And this little note, which is weird. This does reference a host running nsqd

{"function":"github.com/shankj3/ocelot/vendor/github.com/shankj3/go-til/nsqpb.NSQLogger.Output","level":"info","msg":"1 (10.111.x.y:4250) connecting to nsqd","time":"2019-01-31T20:13:04Z"}

Which got me to look at the logs for nsqd.


Now here's where I could be more careful in the future for gathering logs, since I lost them

Since there is still a little bit of preference for the first node, I looked there.

I wish I had logs to copy/paste, but I can say that all of this nsqd's logs referred to not having ownership or some other nsq internal garbage...

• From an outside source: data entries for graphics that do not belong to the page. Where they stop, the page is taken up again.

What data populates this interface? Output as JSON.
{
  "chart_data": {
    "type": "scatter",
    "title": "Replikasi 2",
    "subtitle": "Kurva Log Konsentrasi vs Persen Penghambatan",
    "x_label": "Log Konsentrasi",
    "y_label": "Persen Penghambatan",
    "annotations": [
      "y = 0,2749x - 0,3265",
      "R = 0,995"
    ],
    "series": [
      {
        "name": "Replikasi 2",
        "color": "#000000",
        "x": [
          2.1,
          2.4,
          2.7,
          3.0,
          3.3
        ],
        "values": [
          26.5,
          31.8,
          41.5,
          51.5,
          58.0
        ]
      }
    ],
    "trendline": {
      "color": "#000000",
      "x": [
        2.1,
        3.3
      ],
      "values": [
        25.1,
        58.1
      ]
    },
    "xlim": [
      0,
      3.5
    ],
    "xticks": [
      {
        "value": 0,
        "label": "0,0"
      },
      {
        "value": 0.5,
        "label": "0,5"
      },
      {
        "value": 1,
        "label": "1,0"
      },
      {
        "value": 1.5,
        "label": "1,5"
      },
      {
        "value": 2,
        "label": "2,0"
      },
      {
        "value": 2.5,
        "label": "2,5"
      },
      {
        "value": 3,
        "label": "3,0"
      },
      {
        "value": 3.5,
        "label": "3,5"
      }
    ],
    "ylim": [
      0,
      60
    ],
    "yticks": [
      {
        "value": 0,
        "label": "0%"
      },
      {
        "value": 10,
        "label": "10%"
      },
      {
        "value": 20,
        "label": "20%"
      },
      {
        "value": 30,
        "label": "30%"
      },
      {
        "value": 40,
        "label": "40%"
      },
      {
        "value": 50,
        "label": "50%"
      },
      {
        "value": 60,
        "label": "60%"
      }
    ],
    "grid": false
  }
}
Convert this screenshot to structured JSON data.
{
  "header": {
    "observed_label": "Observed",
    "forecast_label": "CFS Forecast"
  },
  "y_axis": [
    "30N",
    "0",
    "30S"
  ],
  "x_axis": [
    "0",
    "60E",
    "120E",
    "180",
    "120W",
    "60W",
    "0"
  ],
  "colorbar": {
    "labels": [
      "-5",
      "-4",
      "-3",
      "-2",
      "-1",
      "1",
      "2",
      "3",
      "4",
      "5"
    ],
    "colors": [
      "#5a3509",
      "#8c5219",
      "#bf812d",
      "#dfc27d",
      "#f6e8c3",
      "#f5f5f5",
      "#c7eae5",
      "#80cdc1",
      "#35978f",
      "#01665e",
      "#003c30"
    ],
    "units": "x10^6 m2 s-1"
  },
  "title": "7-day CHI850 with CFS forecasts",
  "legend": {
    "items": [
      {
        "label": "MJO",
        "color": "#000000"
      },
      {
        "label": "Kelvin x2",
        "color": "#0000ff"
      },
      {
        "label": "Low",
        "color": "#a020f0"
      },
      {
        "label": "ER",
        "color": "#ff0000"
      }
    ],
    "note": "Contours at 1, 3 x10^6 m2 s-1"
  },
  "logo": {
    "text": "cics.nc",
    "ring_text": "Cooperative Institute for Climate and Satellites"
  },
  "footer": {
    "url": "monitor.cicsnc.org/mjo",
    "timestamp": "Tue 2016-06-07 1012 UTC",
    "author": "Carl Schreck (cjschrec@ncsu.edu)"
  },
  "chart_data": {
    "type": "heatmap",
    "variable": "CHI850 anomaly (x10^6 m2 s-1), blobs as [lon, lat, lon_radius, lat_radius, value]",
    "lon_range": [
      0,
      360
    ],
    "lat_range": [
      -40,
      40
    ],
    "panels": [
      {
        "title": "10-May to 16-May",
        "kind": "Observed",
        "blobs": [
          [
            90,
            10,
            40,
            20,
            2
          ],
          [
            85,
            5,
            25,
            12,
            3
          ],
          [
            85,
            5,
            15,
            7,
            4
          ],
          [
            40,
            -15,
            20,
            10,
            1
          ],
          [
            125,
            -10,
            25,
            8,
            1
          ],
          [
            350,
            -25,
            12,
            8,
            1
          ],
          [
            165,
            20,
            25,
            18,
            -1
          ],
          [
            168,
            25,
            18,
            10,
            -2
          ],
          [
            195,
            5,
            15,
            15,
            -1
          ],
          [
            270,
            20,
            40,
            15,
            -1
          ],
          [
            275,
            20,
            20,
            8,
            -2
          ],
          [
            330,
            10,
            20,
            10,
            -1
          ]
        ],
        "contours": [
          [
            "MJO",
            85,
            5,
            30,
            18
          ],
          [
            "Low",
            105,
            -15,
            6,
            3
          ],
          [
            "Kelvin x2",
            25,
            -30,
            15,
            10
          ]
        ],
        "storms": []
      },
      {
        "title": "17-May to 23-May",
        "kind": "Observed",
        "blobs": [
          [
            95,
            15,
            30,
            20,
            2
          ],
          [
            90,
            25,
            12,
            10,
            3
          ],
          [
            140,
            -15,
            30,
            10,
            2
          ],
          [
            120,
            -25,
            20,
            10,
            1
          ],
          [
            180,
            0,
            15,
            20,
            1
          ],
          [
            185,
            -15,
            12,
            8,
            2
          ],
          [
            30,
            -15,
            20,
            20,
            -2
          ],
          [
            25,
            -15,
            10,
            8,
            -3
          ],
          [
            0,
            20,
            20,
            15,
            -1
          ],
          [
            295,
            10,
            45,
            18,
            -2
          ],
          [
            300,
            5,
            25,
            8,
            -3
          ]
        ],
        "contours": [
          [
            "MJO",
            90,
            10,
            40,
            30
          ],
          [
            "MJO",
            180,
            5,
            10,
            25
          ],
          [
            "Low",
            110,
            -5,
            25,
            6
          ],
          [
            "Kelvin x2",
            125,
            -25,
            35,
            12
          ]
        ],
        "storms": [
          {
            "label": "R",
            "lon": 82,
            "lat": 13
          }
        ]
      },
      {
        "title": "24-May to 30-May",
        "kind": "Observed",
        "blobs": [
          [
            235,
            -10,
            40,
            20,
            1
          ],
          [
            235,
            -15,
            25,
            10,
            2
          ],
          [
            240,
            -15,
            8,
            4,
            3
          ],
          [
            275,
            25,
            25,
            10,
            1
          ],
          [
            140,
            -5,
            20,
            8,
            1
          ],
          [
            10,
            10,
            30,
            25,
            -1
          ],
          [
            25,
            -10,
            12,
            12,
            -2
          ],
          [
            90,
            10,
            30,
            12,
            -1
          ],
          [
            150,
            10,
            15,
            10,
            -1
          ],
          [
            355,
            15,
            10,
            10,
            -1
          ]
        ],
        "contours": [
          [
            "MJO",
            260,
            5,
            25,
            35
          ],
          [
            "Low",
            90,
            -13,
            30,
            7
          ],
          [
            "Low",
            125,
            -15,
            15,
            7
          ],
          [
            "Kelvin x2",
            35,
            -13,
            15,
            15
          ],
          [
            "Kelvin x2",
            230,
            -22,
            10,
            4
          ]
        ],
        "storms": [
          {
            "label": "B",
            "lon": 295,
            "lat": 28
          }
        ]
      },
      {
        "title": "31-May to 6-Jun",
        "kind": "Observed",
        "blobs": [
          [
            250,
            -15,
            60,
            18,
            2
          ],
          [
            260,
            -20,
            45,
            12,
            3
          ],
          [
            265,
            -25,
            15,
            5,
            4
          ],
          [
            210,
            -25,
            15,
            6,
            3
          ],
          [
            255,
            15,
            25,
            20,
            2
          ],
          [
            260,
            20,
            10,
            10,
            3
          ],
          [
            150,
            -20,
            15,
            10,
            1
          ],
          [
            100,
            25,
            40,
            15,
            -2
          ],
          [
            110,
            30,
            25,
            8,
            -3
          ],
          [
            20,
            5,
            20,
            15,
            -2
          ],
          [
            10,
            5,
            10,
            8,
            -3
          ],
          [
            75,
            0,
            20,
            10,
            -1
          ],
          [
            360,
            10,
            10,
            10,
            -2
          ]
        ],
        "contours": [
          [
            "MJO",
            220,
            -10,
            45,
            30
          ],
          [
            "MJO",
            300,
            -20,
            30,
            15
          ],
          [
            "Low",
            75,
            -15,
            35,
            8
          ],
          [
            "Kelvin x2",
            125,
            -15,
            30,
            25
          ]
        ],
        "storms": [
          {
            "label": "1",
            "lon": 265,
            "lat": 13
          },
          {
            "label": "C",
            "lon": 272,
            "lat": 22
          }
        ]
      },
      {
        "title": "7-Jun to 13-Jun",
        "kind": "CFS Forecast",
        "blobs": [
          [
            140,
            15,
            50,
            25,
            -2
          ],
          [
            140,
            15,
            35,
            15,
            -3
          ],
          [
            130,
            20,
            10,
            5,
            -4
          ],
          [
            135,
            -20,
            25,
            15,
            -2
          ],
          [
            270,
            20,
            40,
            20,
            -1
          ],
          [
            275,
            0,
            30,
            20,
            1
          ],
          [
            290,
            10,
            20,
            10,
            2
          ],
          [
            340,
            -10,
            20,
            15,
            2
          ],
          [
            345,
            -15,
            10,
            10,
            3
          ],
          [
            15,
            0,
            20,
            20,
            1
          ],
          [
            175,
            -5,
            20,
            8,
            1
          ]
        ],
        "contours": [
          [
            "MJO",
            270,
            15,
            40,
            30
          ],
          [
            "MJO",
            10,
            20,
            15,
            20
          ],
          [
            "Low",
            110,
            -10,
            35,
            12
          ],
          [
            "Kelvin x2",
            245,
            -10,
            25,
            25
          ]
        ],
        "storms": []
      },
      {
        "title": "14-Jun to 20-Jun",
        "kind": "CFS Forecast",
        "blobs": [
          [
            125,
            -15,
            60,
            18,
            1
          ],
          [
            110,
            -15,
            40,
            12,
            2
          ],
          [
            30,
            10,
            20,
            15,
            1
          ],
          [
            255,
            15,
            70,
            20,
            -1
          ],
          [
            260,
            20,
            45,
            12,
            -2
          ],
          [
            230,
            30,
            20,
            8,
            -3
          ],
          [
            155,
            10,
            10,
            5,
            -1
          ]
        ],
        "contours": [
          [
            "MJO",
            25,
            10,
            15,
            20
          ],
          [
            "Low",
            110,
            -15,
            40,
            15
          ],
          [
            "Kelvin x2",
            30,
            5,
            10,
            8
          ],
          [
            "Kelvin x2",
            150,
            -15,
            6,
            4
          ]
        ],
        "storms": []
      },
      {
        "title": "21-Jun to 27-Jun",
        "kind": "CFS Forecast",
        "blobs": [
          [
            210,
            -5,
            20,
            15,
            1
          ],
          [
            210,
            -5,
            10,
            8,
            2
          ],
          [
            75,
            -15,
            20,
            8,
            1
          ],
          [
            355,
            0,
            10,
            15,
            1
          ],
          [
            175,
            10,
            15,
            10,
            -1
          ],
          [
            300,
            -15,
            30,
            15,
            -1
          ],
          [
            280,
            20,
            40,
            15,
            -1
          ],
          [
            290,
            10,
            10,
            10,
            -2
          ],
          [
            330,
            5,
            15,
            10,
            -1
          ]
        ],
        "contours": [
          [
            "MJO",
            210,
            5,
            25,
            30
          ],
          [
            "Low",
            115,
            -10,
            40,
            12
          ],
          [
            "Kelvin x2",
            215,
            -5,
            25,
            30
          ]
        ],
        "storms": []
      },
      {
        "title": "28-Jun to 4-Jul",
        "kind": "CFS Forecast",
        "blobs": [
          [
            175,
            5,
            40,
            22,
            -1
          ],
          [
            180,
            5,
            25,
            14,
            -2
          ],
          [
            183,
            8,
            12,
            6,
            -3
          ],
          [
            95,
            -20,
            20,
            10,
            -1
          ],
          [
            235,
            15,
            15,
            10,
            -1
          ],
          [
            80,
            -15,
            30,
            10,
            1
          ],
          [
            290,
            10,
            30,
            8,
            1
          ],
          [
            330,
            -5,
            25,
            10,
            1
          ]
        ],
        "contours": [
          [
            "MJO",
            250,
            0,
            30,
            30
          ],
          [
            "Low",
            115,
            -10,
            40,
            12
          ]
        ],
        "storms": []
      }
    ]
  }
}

Since I'm running nsq in Kubernetes, I deleted the pod, and tried another test build. ocelot log output was working again!


It is entirely possible that this is an issue all within NSQ. Before closing this issue, we should have some documentation that specifies that this is a known issue that affects streaming logs, and to try to restart NSQd.

tjtelan commented 5 years ago

The werker logs had the flood of NSQ errors I was seeing. Add this to the docs:

When these are in the NSQ logs or the Werker logs, restart nsqd.

Feb 01 21:15:36 werker-new-doo-1 werker[10712]: {"connections":"1","function":"github.com/shankj3/ocelot/vendor/github.com/shankj3/go-til/nsqpb.(*ProtoConsume).NSQProtoConsume","level":"debug","messagesFinished":"6","messagesReceived":"7","messagesRequeued":"0","msg":"consumer stats","time":"2019-02-01T21:15:36Z"}
Feb 01 21:15:36 werker-new-doo-1 werker[10712]: {"function":"github.com/shankj3/ocelot/vendor/github.com/shankj3/go-til/nsqpb.NSQLogger.Output","level":"error","msg":"1 [build/werker] (10.111.0.28:4250) protocol error - E_TOUCH_FAILED TOUCH 0af83ac1fcadd000 failed ID not in flight","time":"2019-02-01T21:15:36Z"}
tjtelan commented 5 years ago

This log issue is a problem with Consul. If we are building the same hash over and over (because of failures) it seems like there's a pretty high chance that ocelot logs will choose the incorrect build to try and connect to for live logs. Clearing out the ci top-level key is extreme, but does the job.

I am printing out the Werker UUID in a branch. Thinking that will help the manual maintenance while a strategy for cleaning up will go a long way before we fix this incorrect behavior.

Closing.